Kurz gesagt, es scheint, dass wir uns von 1946 bis in die späten 60er Jahre in einer orwellschen Umgebung eines sorgfältig orchestrierten mehrjährigen Krieges befinden. Die Abhängigkeit von der UdSSR scheint in den frühen 70er Jahren zu schwanken, da, was noch wichtiger ist, die amerikanische Führung selbst durch das Scheitern in Vietnam und die anschließende Suspendierung von Bretton Woods 1971 schwer beschädigt wird. Die Rolle und das Erbe von Nixon sind in dieser Hinsicht entscheidend, ebenso wie sein Ableben durch Watergate.
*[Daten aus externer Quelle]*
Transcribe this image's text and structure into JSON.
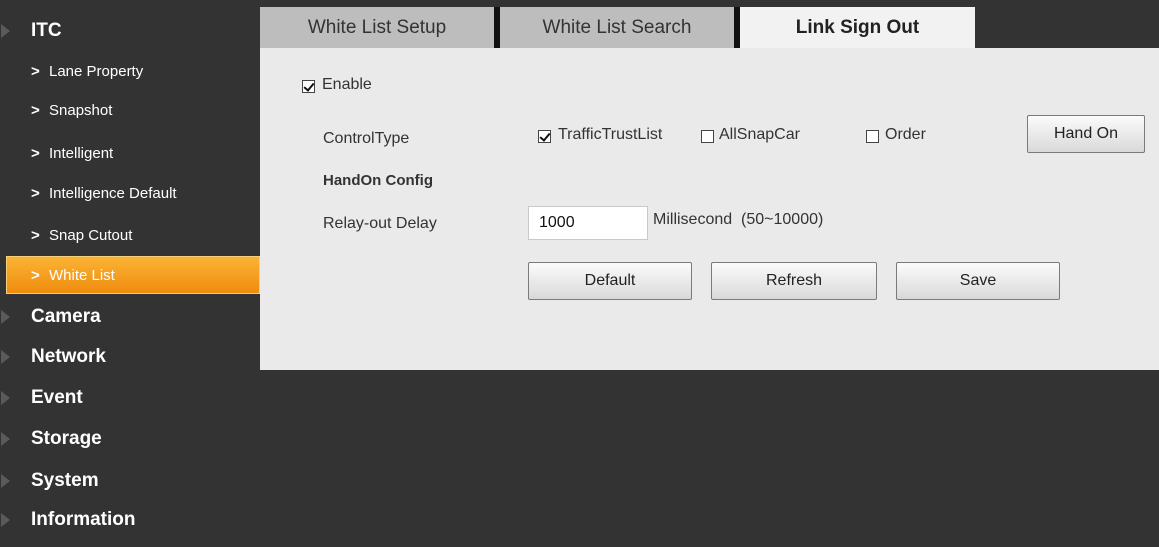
{
  "sidebar": {
    "itc": "ITC",
    "sub_items": [
      {
        "label": "Lane Property"
      },
      {
        "label": "Snapshot"
      },
      {
        "label": "Intelligent"
      },
      {
        "label": "Intelligence Default"
      },
      {
        "label": "Snap Cutout"
      },
      {
        "label": "White List"
      }
    ],
    "sections": [
      {
        "label": "Camera"
      },
      {
        "label": "Network"
      },
      {
        "label": "Event"
      },
      {
        "label": "Storage"
      },
      {
        "label": "System"
      },
      {
        "label": "Information"
      }
    ],
    "chevron": ">"
  },
  "tabs": [
    {
      "label": "White List Setup"
    },
    {
      "label": "White List Search"
    },
    {
      "label": "Link Sign Out"
    }
  ],
  "form": {
    "enable_label": "Enable",
    "enable_checked": true,
    "control_type_label": "ControlType",
    "control_options": [
      {
        "label": "TrafficTrustList",
        "checked": true
      },
      {
        "label": "AllSnapCar",
        "checked": false
      },
      {
        "label": "Order",
        "checked": false
      }
    ],
    "hand_on_button": "Hand On",
    "handon_config_title": "HandOn Config",
    "relay_delay_label": "Relay-out Delay",
    "relay_delay_value": "1000",
    "relay_delay_unit": "Millisecond",
    "relay_delay_range": "(50~10000)",
    "buttons": {
      "default": "Default",
      "refresh": "Refresh",
      "save": "Save"
    }
  },
  "colors": {
    "active_item": "#f6a21f",
    "background": "#333333",
    "panel": "#eaeaea"
  }
}
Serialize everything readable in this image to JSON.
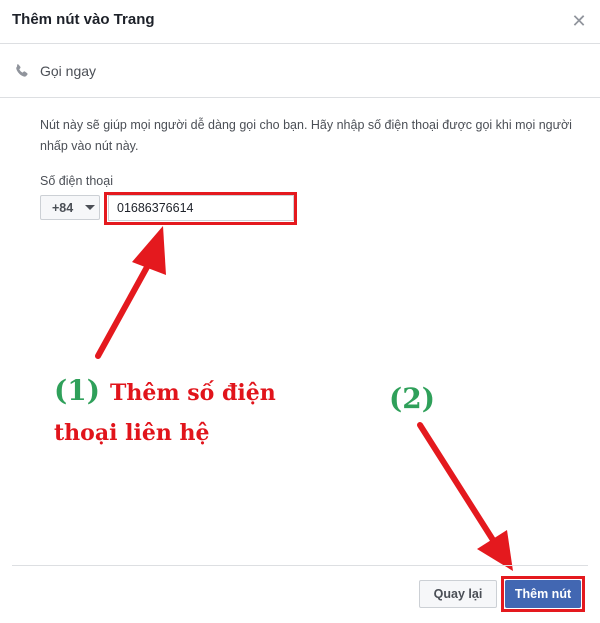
{
  "dialog": {
    "title": "Thêm nút vào Trang",
    "close_icon": "close-icon"
  },
  "section": {
    "icon": "phone-icon",
    "title": "Gọi ngay"
  },
  "description": "Nút này sẽ giúp mọi người dễ dàng gọi cho bạn. Hãy nhập số điện thoại được gọi khi mọi người nhấp vào nút này.",
  "phone": {
    "label": "Số điện thoại",
    "country_code": "+84",
    "value": "01686376614"
  },
  "annotations": {
    "step1_number": "(1)",
    "step1_text_line1": "Thêm số điện",
    "step1_text_line2": "thoại liên hệ",
    "step2_number": "(2)",
    "color_number": "#2fa05a",
    "color_text": "#e1141b"
  },
  "footer": {
    "back_label": "Quay lại",
    "add_label": "Thêm nút"
  },
  "colors": {
    "primary_button": "#4267b2",
    "highlight_border": "#e4191e"
  }
}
Es folgt das ungewisse Quinquennium von 1974-1979 - eine Periode von absolut zentraler Bedeutung, in der die Vorfahren des Globalismus - die Demokraten der Trilateralen Kommission - vergeblich versuchen, die Situation zu retten, indem sie versuchen, die Weltordnung in der schwerfälligen Gegenwart eines sterbenden Sowjetreiches zu schaffen. Sie werden scheitern; es werden stattdessen Reagans neokonservative Falken sein, die sich erheben würden, um das kalte Spiel zu lösen, indem sie den Stecker an der UdSSR ziehen (1981-1991).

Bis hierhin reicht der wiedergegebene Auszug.